Tabii ki, müzik üretmek tartışmasız favori boş zaman eylemim olabilir ve vakit ayırabildiğim ölçüde yeni projelere ve işbirliklerine her zaman açığım. DD öncesinde aktif solo proje olarak Righteous Goat adı altında yayınladığım bir başka stoner/doom albümüm var. Sound olarak beni zorlayan (ev şartlarında düzgün stoner doom kaydı yapmak biraz sıkıntılı bir iş) ama yine bu sebeple de prodüksiyon anlamında beni çok geliştiren, öğretici bir projeydi. Gördüğü ilgi DD kadar olmasa da bu çok da umrumda değil çünkü yaptığım şey yıllardır sevdalısı olduğum bir müzik ve herkesten önce kendim dinlemek için yapıyorum. Gelecekte de bu projeyle ilgilenmeye devam edeceğim.

Bunun yanı sıra yakın müzisyen dostlarımla denk geldikçe ilerletmeye çalıştığımız bambaşka tarzlarda projeler de var, ancak somut meyvesini vermeden bunları açıklamak pek de doğru olmaz bence (müzik hayatımda çok fazla yarıda kalan ve dağılıp rafa kalkan proje oldu maalesef). Ayrıca konser ve beste çalışmalarına devam ettiğimiz GodBud‘ı da sayarsak proje konusunda şu an kotamı doldurmuş vaziyetteyim diyebilirim.

Sosyal medyanın ve dijital platformların bağımsız müzisyenler üzerindeki etkisini nasıl değerlendiriyorsun? Sence süreç eskiye göre daha mı iyi, yoksa dijitalleşmenin sana göre kötü yanları var mı?
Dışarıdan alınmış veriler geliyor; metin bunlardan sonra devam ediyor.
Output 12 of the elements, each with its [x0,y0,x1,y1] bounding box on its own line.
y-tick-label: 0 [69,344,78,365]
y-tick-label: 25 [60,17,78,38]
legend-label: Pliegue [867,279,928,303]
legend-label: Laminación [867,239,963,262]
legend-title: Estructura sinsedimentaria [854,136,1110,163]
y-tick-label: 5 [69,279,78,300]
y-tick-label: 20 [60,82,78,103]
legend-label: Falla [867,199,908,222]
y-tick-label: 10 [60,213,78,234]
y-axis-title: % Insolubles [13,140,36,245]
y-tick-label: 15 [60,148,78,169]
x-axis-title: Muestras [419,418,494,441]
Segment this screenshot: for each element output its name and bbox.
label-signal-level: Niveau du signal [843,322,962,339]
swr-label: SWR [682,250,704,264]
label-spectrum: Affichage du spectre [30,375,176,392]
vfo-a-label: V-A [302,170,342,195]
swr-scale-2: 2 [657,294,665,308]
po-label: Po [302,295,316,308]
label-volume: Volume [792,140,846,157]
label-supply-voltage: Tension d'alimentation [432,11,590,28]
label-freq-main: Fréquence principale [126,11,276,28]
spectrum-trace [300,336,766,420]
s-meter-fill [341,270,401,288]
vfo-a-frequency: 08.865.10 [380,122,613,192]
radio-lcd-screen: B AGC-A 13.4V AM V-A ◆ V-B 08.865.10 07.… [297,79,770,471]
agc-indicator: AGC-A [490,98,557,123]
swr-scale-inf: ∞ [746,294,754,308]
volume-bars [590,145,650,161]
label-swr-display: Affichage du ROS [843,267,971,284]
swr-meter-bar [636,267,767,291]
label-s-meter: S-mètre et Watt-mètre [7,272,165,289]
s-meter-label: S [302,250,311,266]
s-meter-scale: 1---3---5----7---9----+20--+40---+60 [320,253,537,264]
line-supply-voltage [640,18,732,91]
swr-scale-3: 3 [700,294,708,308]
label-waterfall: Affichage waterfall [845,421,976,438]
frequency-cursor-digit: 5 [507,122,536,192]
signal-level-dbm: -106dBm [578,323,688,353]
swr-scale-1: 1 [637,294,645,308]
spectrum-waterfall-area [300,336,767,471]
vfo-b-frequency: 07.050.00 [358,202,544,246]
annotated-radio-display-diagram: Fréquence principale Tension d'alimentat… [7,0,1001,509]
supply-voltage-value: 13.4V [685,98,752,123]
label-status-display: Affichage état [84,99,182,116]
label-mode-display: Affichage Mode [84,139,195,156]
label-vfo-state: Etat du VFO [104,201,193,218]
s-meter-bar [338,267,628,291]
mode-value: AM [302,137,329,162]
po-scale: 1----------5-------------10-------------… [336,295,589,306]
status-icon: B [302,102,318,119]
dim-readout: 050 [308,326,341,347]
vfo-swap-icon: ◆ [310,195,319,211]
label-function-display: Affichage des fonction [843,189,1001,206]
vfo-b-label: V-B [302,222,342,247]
İnternet ve sosyal medyanın sunduğu imkanların müzisyenlerle dinleyiciyi daha önce mümkün olamayacak ölçüde yakınlaştırması elbette hepimizin malumu. Bu sebeple plak firmaları gün geçtikçe önemini yitiriyor. Dijitalleşme ile prodüksiyon imkanlarının pahalı stüdyo ekipmanlarından ortalama bir bilgisayara indirgenmiş olması da olanak anlamında müzik üretimini demokratikleştirmiş durumda. Bunlar işin pozitif yönü ve teknolojinin getirdiği bu imkanlar olmasa muhtemelen ben de bu projeyi kendi başıma ortaya koyamazdım.

Ancak madalyonun öteki yüzünde ise yine imkanların kolaylaşmasının getirdiği bir grup/müzisyen enflasyonu var. Her gün streaming platformlarına binlerce yeni parça yükleniyor ve ne kadar yüksek kaliteli bir iş ortaya koyarsan koy, çer çöp işlerle dolu bunca gürültünün arasından sesini duyurabilmek çok zorlaşmış durumda. Ki duyurabildiğin noktada bile konser vermeden sadece telif ve merch geliri ile geçinebilmek neredeyse mümkün değil. Bu da benimki gibi tek kişilik rock/metal projelerinde haliyle sorun teşkil ediyor. Her ne kadar bu işi ticari bir kaygıyla yapmadığım apaçık olsa da, insan döktüğü emeğin karşılığını maddi ve manevi olarak gördüğünde elbette projeyi ilerletmek adına çok daha iyi motive oluyor.

Ama günün sonunda bulunduğum noktadan memnunum. Zira bu tarz kısıtlı dinleyici kitlesi olan müzikleri yaparken fazlaca bir beklentiye girmenin de alemi yok diye düşünüyorum. Ancak bu sayede istediğim şeyi istediğim şekilde ortaya koymayı sürdürebilirim. Röportaj için teşekkürler.